Quando entrou na casa abandonada que outrora fora o esconderijo de Mário Firmino, o local estava tão abandonado quanto no dia em que o apresentou à Ella. No calor do momento, nem percebera que precisava de aviso prévio para o grupo reunir-se em um clube abandonado.
Sem tempo para enviar cartas ou esperar o próximo encontro, o príncipe bateu à porta dos outros membros um por um para contar a novidade. Há muito tempo já especulava-se que a ressurreição das fadas da primeira tropa como protetoras da magia foi nada mais do que uma grande armação planejada por quem primeiro alcançou o líquido.
Era evidente que aquela sociedade jamais pensaria na possibilidade de uma fada ter forjado tudo, afinal acreditava-se que já estavam nas nuvens, que eram fracas e covardes. Todavia, o restrito grupo com quem Pedro teve a oportunidade de conviver possuía uma visão muito diferente da capacidades desses seres.
Considerando a inferioridade com que eram vistas, dificilmente um humano protegeria a magia com um fantasma representando a resistência das fadas.

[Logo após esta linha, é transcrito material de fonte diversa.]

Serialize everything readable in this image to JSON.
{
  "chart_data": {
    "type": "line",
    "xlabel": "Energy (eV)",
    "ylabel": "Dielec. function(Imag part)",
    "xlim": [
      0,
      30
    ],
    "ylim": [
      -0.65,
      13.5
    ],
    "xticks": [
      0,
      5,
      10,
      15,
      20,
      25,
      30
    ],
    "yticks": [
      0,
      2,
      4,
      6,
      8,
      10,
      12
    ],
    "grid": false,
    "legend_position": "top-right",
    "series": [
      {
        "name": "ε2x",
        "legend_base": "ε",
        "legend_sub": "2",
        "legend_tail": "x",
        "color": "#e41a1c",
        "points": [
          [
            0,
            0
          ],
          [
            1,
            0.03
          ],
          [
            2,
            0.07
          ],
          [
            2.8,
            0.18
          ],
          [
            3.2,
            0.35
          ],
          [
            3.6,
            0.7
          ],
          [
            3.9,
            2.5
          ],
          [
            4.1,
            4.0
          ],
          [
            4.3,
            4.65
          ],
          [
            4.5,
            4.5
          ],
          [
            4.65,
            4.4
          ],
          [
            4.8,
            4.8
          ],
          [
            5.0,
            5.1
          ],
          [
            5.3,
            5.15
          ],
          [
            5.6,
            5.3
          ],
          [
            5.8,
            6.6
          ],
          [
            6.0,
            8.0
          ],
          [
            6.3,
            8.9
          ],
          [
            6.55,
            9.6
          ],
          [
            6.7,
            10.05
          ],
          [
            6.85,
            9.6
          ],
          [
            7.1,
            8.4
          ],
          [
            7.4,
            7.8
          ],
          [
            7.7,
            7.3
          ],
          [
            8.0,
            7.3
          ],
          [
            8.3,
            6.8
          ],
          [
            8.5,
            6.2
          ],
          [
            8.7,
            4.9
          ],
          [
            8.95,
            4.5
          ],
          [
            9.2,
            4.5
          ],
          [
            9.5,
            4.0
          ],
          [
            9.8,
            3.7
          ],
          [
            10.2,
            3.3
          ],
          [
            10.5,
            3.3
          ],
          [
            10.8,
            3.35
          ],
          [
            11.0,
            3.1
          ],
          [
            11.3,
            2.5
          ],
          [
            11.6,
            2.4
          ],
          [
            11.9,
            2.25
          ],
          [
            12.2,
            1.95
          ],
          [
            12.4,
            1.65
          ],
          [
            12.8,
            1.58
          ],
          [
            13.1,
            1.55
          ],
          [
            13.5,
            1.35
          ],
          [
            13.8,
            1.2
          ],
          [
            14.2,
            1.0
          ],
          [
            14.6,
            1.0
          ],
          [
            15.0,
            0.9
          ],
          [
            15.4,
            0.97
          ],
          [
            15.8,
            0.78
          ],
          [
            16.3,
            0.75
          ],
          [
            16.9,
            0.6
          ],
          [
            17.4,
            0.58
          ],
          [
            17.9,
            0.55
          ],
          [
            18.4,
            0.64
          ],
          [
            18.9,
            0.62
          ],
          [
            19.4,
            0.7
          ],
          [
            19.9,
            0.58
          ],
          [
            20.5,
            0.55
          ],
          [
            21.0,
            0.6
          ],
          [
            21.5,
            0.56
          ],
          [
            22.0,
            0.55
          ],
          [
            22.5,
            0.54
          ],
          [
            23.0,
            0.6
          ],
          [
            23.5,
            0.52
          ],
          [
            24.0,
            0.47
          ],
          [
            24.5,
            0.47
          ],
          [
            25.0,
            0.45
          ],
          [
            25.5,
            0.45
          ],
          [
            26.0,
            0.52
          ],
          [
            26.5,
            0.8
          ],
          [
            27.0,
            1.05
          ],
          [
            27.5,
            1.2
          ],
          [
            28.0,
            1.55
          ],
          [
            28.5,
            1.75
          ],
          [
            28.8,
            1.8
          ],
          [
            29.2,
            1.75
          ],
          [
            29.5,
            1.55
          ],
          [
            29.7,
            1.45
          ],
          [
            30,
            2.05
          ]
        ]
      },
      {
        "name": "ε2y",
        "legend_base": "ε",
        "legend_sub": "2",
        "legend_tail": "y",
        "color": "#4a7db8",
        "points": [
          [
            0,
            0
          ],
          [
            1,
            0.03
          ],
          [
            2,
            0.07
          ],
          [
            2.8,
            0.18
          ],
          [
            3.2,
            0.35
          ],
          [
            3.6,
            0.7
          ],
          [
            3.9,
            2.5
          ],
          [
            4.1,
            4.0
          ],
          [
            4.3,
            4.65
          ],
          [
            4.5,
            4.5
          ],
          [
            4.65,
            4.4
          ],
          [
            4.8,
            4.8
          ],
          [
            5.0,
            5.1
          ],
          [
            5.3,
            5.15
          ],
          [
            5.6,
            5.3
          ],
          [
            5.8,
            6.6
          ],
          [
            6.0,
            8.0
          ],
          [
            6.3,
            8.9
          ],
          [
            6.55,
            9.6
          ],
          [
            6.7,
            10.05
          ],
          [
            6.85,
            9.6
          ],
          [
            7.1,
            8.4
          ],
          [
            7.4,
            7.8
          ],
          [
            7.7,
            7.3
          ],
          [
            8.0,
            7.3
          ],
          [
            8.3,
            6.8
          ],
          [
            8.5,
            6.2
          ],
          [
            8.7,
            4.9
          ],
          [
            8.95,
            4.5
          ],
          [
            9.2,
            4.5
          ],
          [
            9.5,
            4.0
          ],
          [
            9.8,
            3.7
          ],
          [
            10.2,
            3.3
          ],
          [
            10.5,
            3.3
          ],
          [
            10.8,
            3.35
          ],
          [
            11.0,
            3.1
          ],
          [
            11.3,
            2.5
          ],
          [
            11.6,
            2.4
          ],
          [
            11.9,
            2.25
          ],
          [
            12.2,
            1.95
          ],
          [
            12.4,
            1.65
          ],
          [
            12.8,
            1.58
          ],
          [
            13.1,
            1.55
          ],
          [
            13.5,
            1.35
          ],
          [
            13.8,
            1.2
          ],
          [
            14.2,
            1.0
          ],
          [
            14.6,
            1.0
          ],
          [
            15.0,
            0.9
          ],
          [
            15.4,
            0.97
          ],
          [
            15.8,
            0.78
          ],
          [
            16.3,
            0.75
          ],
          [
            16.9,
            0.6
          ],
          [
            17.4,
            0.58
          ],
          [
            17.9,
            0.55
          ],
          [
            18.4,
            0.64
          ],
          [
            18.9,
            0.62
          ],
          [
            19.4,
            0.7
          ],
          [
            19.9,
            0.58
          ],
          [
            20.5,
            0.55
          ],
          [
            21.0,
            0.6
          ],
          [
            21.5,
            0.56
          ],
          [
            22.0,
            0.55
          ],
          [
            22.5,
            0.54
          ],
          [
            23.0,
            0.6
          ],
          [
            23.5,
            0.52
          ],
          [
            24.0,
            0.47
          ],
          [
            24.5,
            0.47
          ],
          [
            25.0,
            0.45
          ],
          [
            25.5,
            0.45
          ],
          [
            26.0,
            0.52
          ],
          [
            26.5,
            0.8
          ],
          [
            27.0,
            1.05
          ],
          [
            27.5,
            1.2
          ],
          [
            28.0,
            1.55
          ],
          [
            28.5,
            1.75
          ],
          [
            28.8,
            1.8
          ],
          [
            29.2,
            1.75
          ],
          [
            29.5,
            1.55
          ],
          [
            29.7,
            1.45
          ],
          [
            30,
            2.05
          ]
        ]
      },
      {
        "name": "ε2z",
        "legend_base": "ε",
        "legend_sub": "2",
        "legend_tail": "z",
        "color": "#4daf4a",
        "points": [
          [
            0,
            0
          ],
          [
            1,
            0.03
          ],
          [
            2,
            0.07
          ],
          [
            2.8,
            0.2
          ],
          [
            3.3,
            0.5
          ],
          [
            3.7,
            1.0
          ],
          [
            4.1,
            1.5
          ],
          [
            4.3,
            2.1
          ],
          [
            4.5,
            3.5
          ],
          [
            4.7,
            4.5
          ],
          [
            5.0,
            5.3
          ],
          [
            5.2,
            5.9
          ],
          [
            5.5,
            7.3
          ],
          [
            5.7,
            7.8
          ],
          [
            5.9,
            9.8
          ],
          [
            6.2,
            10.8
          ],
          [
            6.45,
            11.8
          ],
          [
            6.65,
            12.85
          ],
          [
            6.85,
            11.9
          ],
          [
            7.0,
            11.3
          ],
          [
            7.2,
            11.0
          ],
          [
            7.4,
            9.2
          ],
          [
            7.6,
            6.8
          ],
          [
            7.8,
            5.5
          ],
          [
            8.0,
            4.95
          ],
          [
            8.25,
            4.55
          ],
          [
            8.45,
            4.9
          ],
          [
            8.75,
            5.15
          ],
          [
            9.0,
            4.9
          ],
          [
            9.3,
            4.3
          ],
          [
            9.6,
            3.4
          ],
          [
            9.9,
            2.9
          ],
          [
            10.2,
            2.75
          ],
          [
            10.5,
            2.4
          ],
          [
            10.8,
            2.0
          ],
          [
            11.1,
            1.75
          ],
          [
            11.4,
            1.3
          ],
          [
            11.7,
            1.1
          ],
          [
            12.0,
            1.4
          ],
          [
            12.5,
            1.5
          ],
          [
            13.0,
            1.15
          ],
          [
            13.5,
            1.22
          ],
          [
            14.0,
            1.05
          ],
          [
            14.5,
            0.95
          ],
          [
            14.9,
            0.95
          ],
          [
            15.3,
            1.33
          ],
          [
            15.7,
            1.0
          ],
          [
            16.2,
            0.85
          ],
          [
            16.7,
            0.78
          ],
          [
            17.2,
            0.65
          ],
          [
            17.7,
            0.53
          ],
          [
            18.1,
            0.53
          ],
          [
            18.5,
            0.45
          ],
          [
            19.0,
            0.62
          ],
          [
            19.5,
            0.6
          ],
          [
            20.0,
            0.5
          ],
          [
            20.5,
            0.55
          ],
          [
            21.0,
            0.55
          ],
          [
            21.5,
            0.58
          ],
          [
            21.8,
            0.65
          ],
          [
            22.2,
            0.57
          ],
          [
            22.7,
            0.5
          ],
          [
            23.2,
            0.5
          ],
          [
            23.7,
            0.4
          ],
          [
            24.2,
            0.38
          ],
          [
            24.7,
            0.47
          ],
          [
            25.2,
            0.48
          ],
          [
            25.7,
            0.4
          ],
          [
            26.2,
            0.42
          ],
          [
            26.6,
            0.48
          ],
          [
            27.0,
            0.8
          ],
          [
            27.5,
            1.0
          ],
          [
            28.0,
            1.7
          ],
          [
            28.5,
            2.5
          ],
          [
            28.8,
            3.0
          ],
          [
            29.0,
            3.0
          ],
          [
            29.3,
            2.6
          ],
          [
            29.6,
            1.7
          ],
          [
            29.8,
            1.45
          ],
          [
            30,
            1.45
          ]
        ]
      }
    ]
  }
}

Portanto, a suspeita de que ao menos algumas delas arriscaram-se pelo poder oferecido era mais forte do que a crença vigente entre aqueles que duvidavam da história da fada zumbi.
Segundo esse raciocínio, talvez a feiticeira que encontrou fosse mesmo uma fada. Apesar de não possuir asas, poderiam estar ocultas com um feitiço, ou mesmo ser uma mutilada. Talvez o príncipe Pedro estivesse prestes a iniciar uma revolução. E, se toda essa lógica fosse balela, seria essencial para a segurança das ex-escravas, de seu trono e da paz na região descobrir verdadeiras intenções da feiticeira.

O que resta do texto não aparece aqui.